If you choose one get the gloss as it has most utility.  Don't pay out for a pre-mix!

The reason I was interested is because of the natural looking landscapes they were able to produce.  It was possible to build up rises and depressions in the ground and I wanted to bring that to my basing.  I settled on trialing some acrylic products to see if I could accomplish something similar.   Acrylics based products are a good way to go because they are waterbased like the paints we typically use and share similar properties.  I hear celluclay takes paint very well but I was more confident a polymer based product wouldn't crack over time and could take anything the paint could.
  • Heavy gloss gel is a good product for building up ground texture.  It binds well with sand to produce nice looking earth.  As a bonus you can also use it to prduce snow and ice effects by applying it after you seal a model.  The gloss properties give a realistic glint that works for ice or melting snow.
  • Modelling paste does good earthwork as well but dries matt.  It performs as well but if only buying one product take the gloss gel because you can try some additional effects with it.
  • Any gel with additives is going to cost more and is a waste of your coin.  The pumice I had picked up is filled with pieces of pumice that are all about the same size.  This looks unnatural and if you add your own aggregates of varying sizes it will look better and cost you less for more gel.  Buy pumice if you want a facial or soft hands; don't pay for it when modelling.

The ingredients for a winter wonderland of your very own.

Mixing up a coat of earth or snow for your base is done the same way you just have to alter your recipe a bit.  I'll show you my snow techinique and note the variation for earth as I go.  To try either project all you need are;
  • Gloss gel or a similar product
  • Filler:  Sand or Snow Scatter for this tutorial
  • Tint: Colour of choice acrylic
  • Stir Stick to mix it up
Add your filler of choice
  • Use a stick or brush you hate to dollop some gel into a container.  I use one with a lid because it keeps for a fair bit if you don't use it all.  I clumped a blob of it on the left wall of the container.  Before it sets the gel is opaque.  It will cure transparent.
  • Add snow scatter or sand to container.  I don't have any strict quantities or measurements but usually throw in half as much filler as I have gel in the container.

tint the gel


  •  Use acrylic paint to add a tint to the gel.  I added white to the snow mix.  If I was doing earth I might tint with a grey or a brown.  With snow you might want to go light on the tint.  By adding less you allow the get to maintain it's translucence and can produce an ice effect rather than heavy looking snow.

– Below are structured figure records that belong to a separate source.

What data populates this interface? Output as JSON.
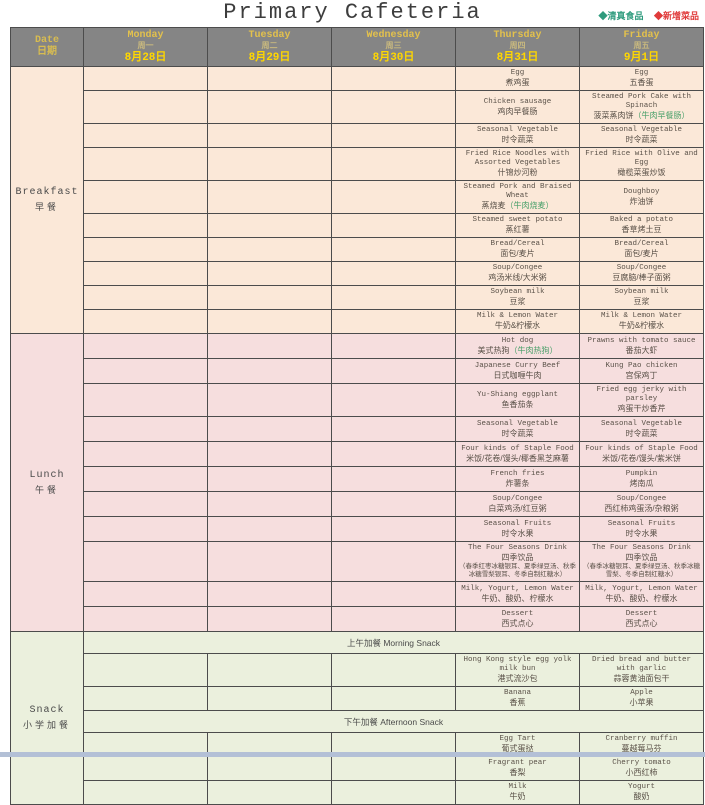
{
  "title": "Primary Cafeteria",
  "legend": {
    "halal_label": "◆清真食品",
    "new_label": "◆新增菜品"
  },
  "colors": {
    "halal_green": "#2e9b7d",
    "new_red": "#e03b3b",
    "header_bg": "#858585",
    "breakfast_bg": "#fbe8d8",
    "lunch_bg": "#f6dede",
    "snack_bg": "#ebf0dd",
    "day_gold": "#e3c14c",
    "date_yellow": "#ffd700"
  },
  "header": {
    "date_en": "Date",
    "date_zh": "日期",
    "days": [
      {
        "en": "Monday",
        "zh": "周一",
        "date": "8月28日"
      },
      {
        "en": "Tuesday",
        "zh": "周二",
        "date": "8月29日"
      },
      {
        "en": "Wednesday",
        "zh": "周三",
        "date": "8月30日"
      },
      {
        "en": "Thursday",
        "zh": "周四",
        "date": "8月31日"
      },
      {
        "en": "Friday",
        "zh": "周五",
        "date": "9月1日"
      }
    ]
  },
  "sections": [
    {
      "label_en": "Breakfast",
      "label_zh": "早餐",
      "rows": [
        {
          "thu": {
            "en": "Egg",
            "zh": "煮鸡蛋"
          },
          "fri": {
            "en": "Egg",
            "zh": "五香蛋"
          }
        },
        {
          "thu": {
            "en": "Chicken sausage",
            "zh": "鸡肉早餐肠"
          },
          "fri": {
            "en": "Steamed Pork Cake with Spinach",
            "zh": "菠菜蒸肉饼",
            "green": "（牛肉早餐肠）"
          }
        },
        {
          "thu": {
            "en": "Seasonal Vegetable",
            "zh": "时令蔬菜"
          },
          "fri": {
            "en": "Seasonal Vegetable",
            "zh": "时令蔬菜"
          }
        },
        {
          "thu": {
            "en": "Fried Rice Noodles with Assorted Vegetables",
            "zh": "什锦炒河粉"
          },
          "fri": {
            "en": "Fried Rice with Olive and Egg",
            "zh": "橄榄菜蛋炒饭"
          }
        },
        {
          "thu": {
            "en": "Steamed Pork and Braised Wheat",
            "zh": "蒸烧麦",
            "green": "（牛肉烧麦）"
          },
          "fri": {
            "en": "Doughboy",
            "zh": "炸油饼"
          }
        },
        {
          "thu": {
            "en": "Steamed sweet potato",
            "zh": "蒸红薯"
          },
          "fri": {
            "en": "Baked a potato",
            "zh": "香草烤土豆"
          }
        },
        {
          "thu": {
            "en": "Bread/Cereal",
            "zh": "面包/麦片"
          },
          "fri": {
            "en": "Bread/Cereal",
            "zh": "面包/麦片"
          }
        },
        {
          "thu": {
            "en": "Soup/Congee",
            "zh": "鸡汤米线/大米粥"
          },
          "fri": {
            "en": "Soup/Congee",
            "zh": "豆腐脑/棒子面粥"
          }
        },
        {
          "thu": {
            "en": "Soybean milk",
            "zh": "豆浆"
          },
          "fri": {
            "en": "Soybean milk",
            "zh": "豆浆"
          }
        },
        {
          "thu": {
            "en": "Milk & Lemon Water",
            "zh": "牛奶&柠檬水"
          },
          "fri": {
            "en": "Milk & Lemon Water",
            "zh": "牛奶&柠檬水"
          }
        }
      ]
    },
    {
      "label_en": "Lunch",
      "label_zh": "午餐",
      "rows": [
        {
          "thu": {
            "en": "Hot dog",
            "zh": "美式热狗",
            "green": "（牛肉热狗）"
          },
          "fri": {
            "en": "Prawns with tomato sauce",
            "zh": "番茄大虾"
          }
        },
        {
          "thu": {
            "en": "Japanese Curry Beef",
            "zh": "日式咖喱牛肉"
          },
          "fri": {
            "en": "Kung Pao chicken",
            "zh": "宫保鸡丁"
          }
        },
        {
          "thu": {
            "en": "Yu-Shiang eggplant",
            "zh": "鱼香茄条"
          },
          "fri": {
            "en": "Fried egg jerky with parsley",
            "zh": "鸡蛋干炒香芹"
          }
        },
        {
          "thu": {
            "en": "Seasonal Vegetable",
            "zh": "时令蔬菜"
          },
          "fri": {
            "en": "Seasonal Vegetable",
            "zh": "时令蔬菜"
          }
        },
        {
          "thu": {
            "en": "Four kinds of Staple Food",
            "zh": "米饭/花卷/馒头/椰香黑芝麻薯"
          },
          "fri": {
            "en": "Four kinds of Staple Food",
            "zh": "米饭/花卷/馒头/紫米饼"
          }
        },
        {
          "thu": {
            "en": "French fries",
            "zh": "炸薯条"
          },
          "fri": {
            "en": "Pumpkin",
            "zh": "烤南瓜"
          }
        },
        {
          "thu": {
            "en": "Soup/Congee",
            "zh": "白菜鸡汤/红豆粥"
          },
          "fri": {
            "en": "Soup/Congee",
            "zh": "西红柿鸡蛋汤/杂粮粥"
          }
        },
        {
          "thu": {
            "en": "Seasonal Fruits",
            "zh": "时令水果"
          },
          "fri": {
            "en": "Seasonal Fruits",
            "zh": "时令水果"
          }
        },
        {
          "thu": {
            "en": "The Four Seasons Drink",
            "zh": "四季饮品",
            "note": "（春季红枣冰糖银耳、夏季绿豆汤、秋季冰糖雪梨银耳、冬季自制红糖水）"
          },
          "fri": {
            "en": "The Four Seasons Drink",
            "zh": "四季饮品",
            "note": "（春季冰糖银耳、夏季绿豆汤、秋季冰糖雪梨、冬季自制红糖水）"
          }
        },
        {
          "thu": {
            "en": "Milk, Yogurt,  Lemon Water",
            "zh": "牛奶、酸奶、柠檬水"
          },
          "fri": {
            "en": "Milk, Yogurt,  Lemon Water",
            "zh": "牛奶、酸奶、柠檬水"
          }
        },
        {
          "thu": {
            "en": "Dessert",
            "zh": "西式点心"
          },
          "fri": {
            "en": "Dessert",
            "zh": "西式点心"
          }
        }
      ]
    },
    {
      "label_en": "Snack",
      "label_zh": "小学加餐",
      "rows": [
        {
          "span": "上午加餐 Morning Snack"
        },
        {
          "thu": {
            "en": "Hong Kong style egg yolk milk bun",
            "zh": "港式流沙包"
          },
          "fri": {
            "en": "Dried bread and butter with garlic",
            "zh": "蒜蓉黄油面包干"
          }
        },
        {
          "thu": {
            "en": "Banana",
            "zh": "香蕉"
          },
          "fri": {
            "en": "Apple",
            "zh": "小苹果"
          }
        },
        {
          "span": "下午加餐 Afternoon Snack"
        },
        {
          "thu": {
            "en": "Egg Tart",
            "zh": "葡式蛋挞"
          },
          "fri": {
            "en": "Cranberry muffin",
            "zh": "蔓越莓马芬"
          }
        },
        {
          "thu": {
            "en": "Fragrant pear",
            "zh": "香梨"
          },
          "fri": {
            "en": "Cherry tomato",
            "zh": "小西红柿"
          }
        },
        {
          "thu": {
            "en": "Milk",
            "zh": "牛奶"
          },
          "fri": {
            "en": "Yogurt",
            "zh": "酸奶"
          }
        }
      ]
    }
  ]
}
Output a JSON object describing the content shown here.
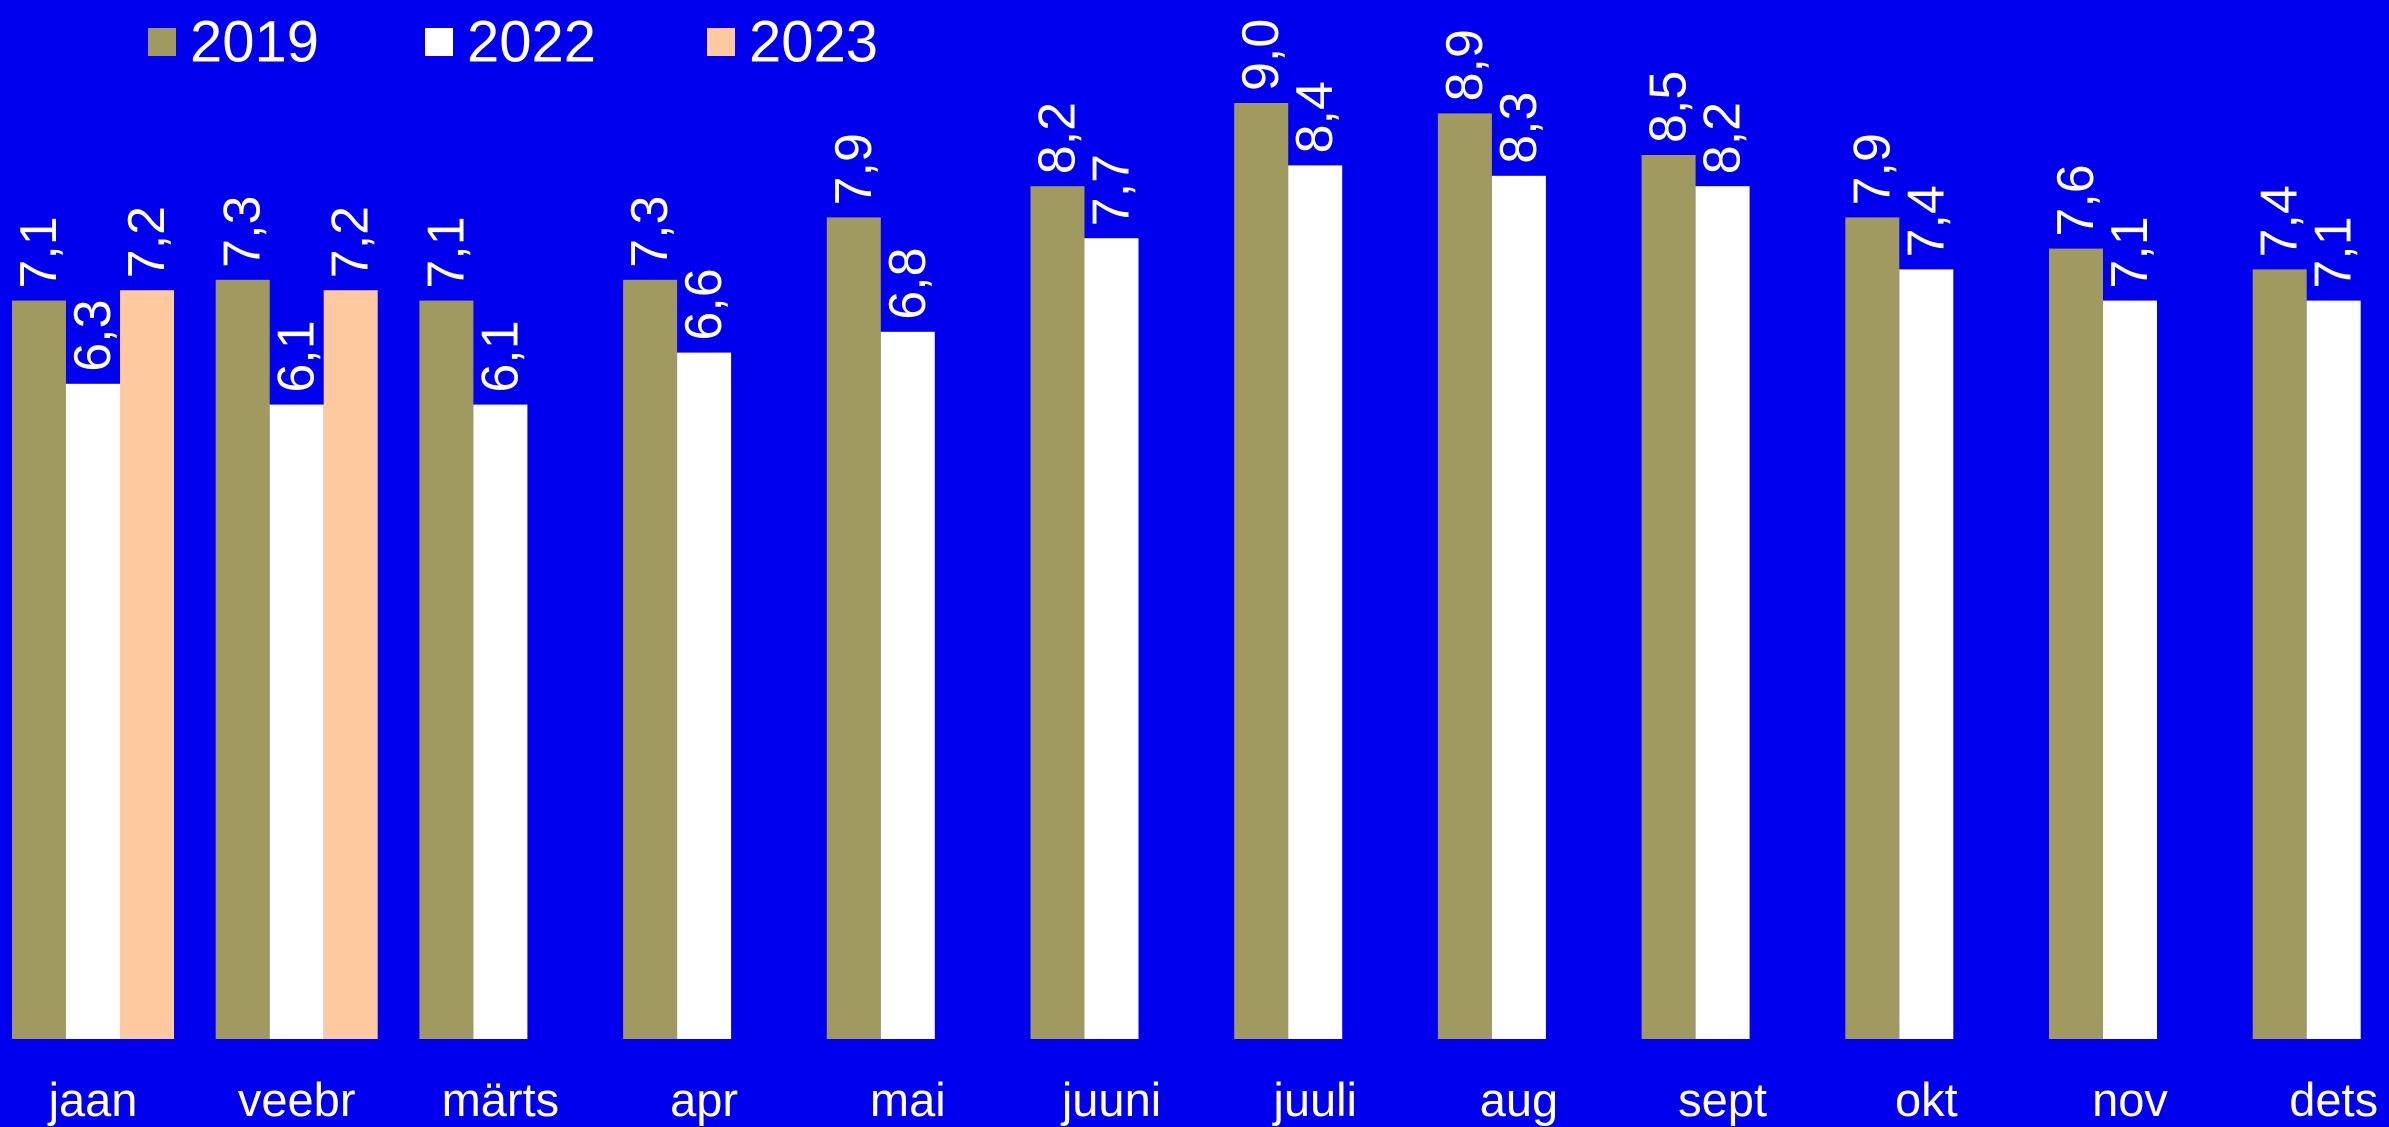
{
  "chart_data": {
    "type": "bar",
    "title": "",
    "xlabel": "",
    "ylabel": "",
    "ylim": [
      0,
      10
    ],
    "grid": false,
    "legend_position": "top-left",
    "background_color": "#0000ee",
    "categories": [
      "jaan",
      "veebr",
      "märts",
      "apr",
      "mai",
      "juuni",
      "juuli",
      "aug",
      "sept",
      "okt",
      "nov",
      "dets"
    ],
    "series": [
      {
        "name": "2019",
        "color": "#a09a60",
        "values": [
          7.1,
          7.3,
          7.1,
          7.3,
          7.9,
          8.2,
          9.0,
          8.9,
          8.5,
          7.9,
          7.6,
          7.4
        ],
        "labels": [
          "7,1",
          "7,3",
          "7,1",
          "7,3",
          "7,9",
          "8,2",
          "9,0",
          "8,9",
          "8,5",
          "7,9",
          "7,6",
          "7,4"
        ]
      },
      {
        "name": "2022",
        "color": "#ffffff",
        "values": [
          6.3,
          6.1,
          6.1,
          6.6,
          6.8,
          7.7,
          8.4,
          8.3,
          8.2,
          7.4,
          7.1,
          7.1
        ],
        "labels": [
          "6,3",
          "6,1",
          "6,1",
          "6,6",
          "6,8",
          "7,7",
          "8,4",
          "8,3",
          "8,2",
          "7,4",
          "7,1",
          "7,1"
        ]
      },
      {
        "name": "2023",
        "color": "#ffc9a0",
        "values": [
          7.2,
          7.2,
          null,
          null,
          null,
          null,
          null,
          null,
          null,
          null,
          null,
          null
        ],
        "labels": [
          "7,2",
          "7,2",
          "",
          "",
          "",
          "",
          "",
          "",
          "",
          "",
          "",
          ""
        ]
      }
    ]
  }
}
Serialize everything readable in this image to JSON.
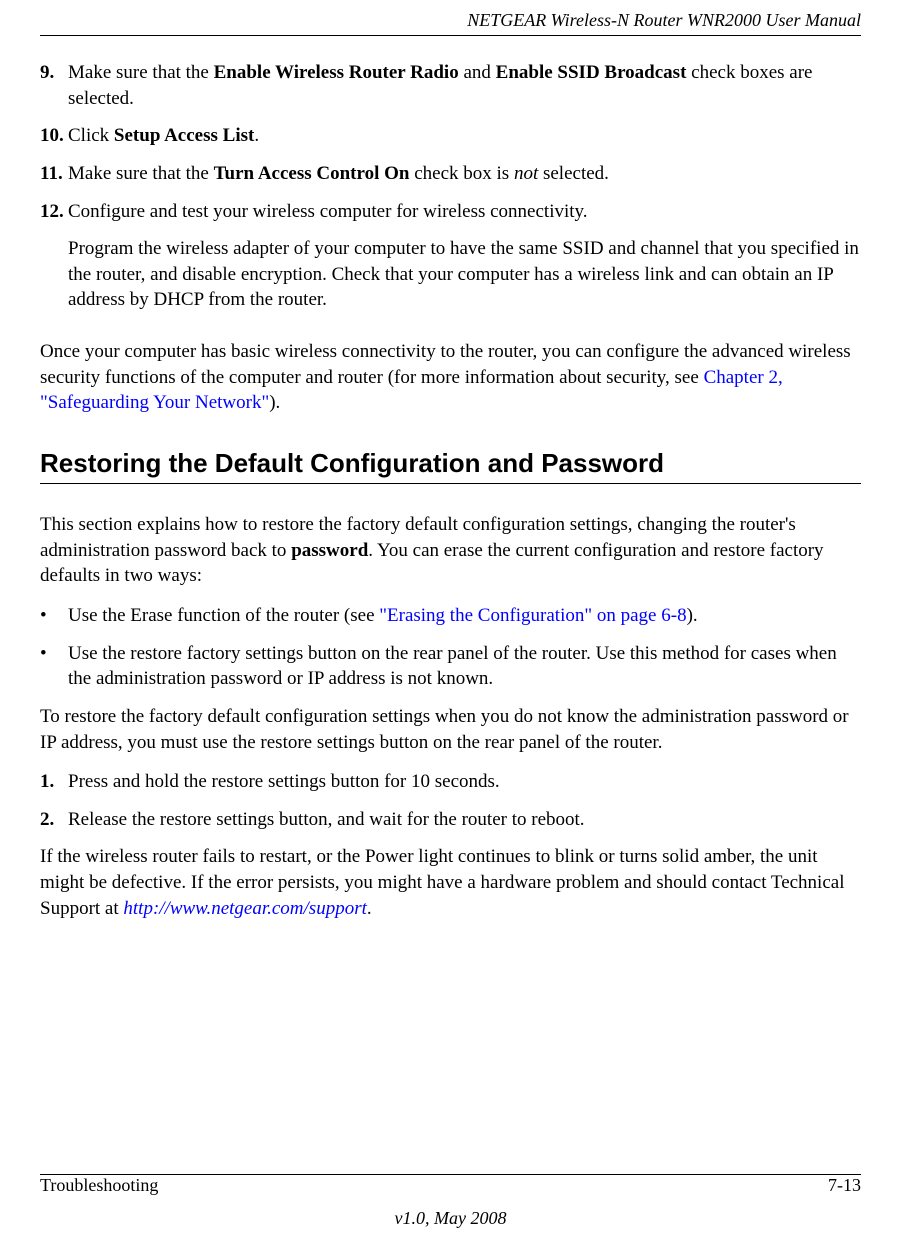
{
  "header": {
    "running_title": "NETGEAR Wireless-N Router WNR2000 User Manual"
  },
  "steps_a": [
    {
      "num": "9.",
      "pre": "Make sure that the ",
      "bold1": "Enable Wireless Router Radio",
      "mid1": " and ",
      "bold2": "Enable SSID Broadcast",
      "post": " check boxes are selected."
    },
    {
      "num": "10.",
      "pre": "Click ",
      "bold1": "Setup Access List",
      "post": "."
    },
    {
      "num": "11.",
      "pre": "Make sure that the ",
      "bold1": "Turn Access Control On",
      "mid1": " check box is ",
      "italic1": "not",
      "post": " selected."
    },
    {
      "num": "12.",
      "line1": "Configure and test your wireless computer for wireless connectivity.",
      "sub": "Program the wireless adapter of your computer to have the same SSID and channel that you specified in the router, and disable encryption. Check that your computer has a wireless link and can obtain an IP address by DHCP from the router."
    }
  ],
  "para_after_steps": {
    "pre": "Once your computer has basic wireless connectivity to the router, you can configure the advanced wireless security functions of the computer and router (for more information about security, see ",
    "link": "Chapter 2, \"Safeguarding Your Network\"",
    "post": ")."
  },
  "section": {
    "title": "Restoring the Default Configuration and Password",
    "intro": {
      "pre": "This section explains how to restore the factory default configuration settings, changing the router's administration password back to ",
      "bold": "password",
      "post": ". You can erase the current configuration and restore factory defaults in two ways:"
    },
    "bullets": [
      {
        "pre": "Use the Erase function of the router (see ",
        "link": "\"Erasing the Configuration\" on page 6-8",
        "post": ")."
      },
      {
        "text": "Use the restore factory settings button on the rear panel of the router. Use this method for cases when the administration password or IP address is not known."
      }
    ],
    "para2": "To restore the factory default configuration settings when you do not know the administration password or IP address, you must use the restore settings button on the rear panel of the router.",
    "steps": [
      {
        "num": "1.",
        "text": "Press and hold the restore settings button for 10 seconds."
      },
      {
        "num": "2.",
        "text": "Release the restore settings button, and wait for the router to reboot."
      }
    ],
    "para3": {
      "pre": "If the wireless router fails to restart, or the Power light continues to blink or turns solid amber, the unit might be defective. If the error persists, you might have a hardware problem and should contact Technical Support at ",
      "link": "http://www.netgear.com/support",
      "post": "."
    }
  },
  "footer": {
    "left": "Troubleshooting",
    "right": "7-13",
    "version": "v1.0, May 2008"
  }
}
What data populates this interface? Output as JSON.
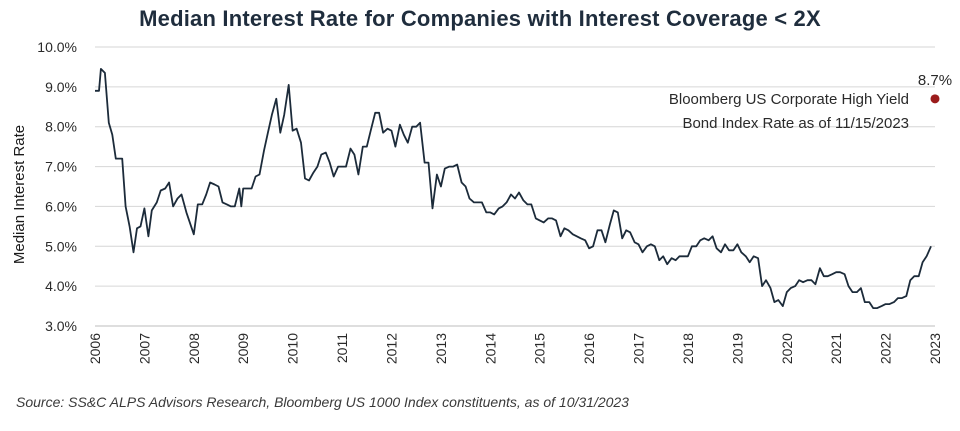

Have a look and see if you like it
  • Use your stick to mix up your ingredients.  Because the gel is wet it blends in with the acrylic and you won't be able to detect a colour change.  Give it a good spin just to be sure.
  • Have a look at what you got.  The snow in the picture above is suitably granular that it looks like the job is a good one.  If it looked pasty and wavy I might give it another mix to see if I could get it more uniform or add some more snow scatter to improve the texture.
  • With earth this is easier and the same rules apply.  Add a bit if required to get the ground looking the way you want.  The more filler you add it seems the leftover material will dry out faster so keep that in mind if you plan on saving some.

More ice than snow in this example. 
This last photo shows the ice effect that I'd described earlier.  By experimenting with your tint and fill you can change the end result considerably.  Apply your mixture to parts of the base that you want to cover.  You can apply with the stick but it's pretty imprecise and could end up smearing your model.  Because the product is an acrylic get the ugly brush I mentioned earlier.  The wet brush can move the material around more precisely.  Give it a go and if you make a cool discovery please let me know because "Hobby Secrets" are for douchebags.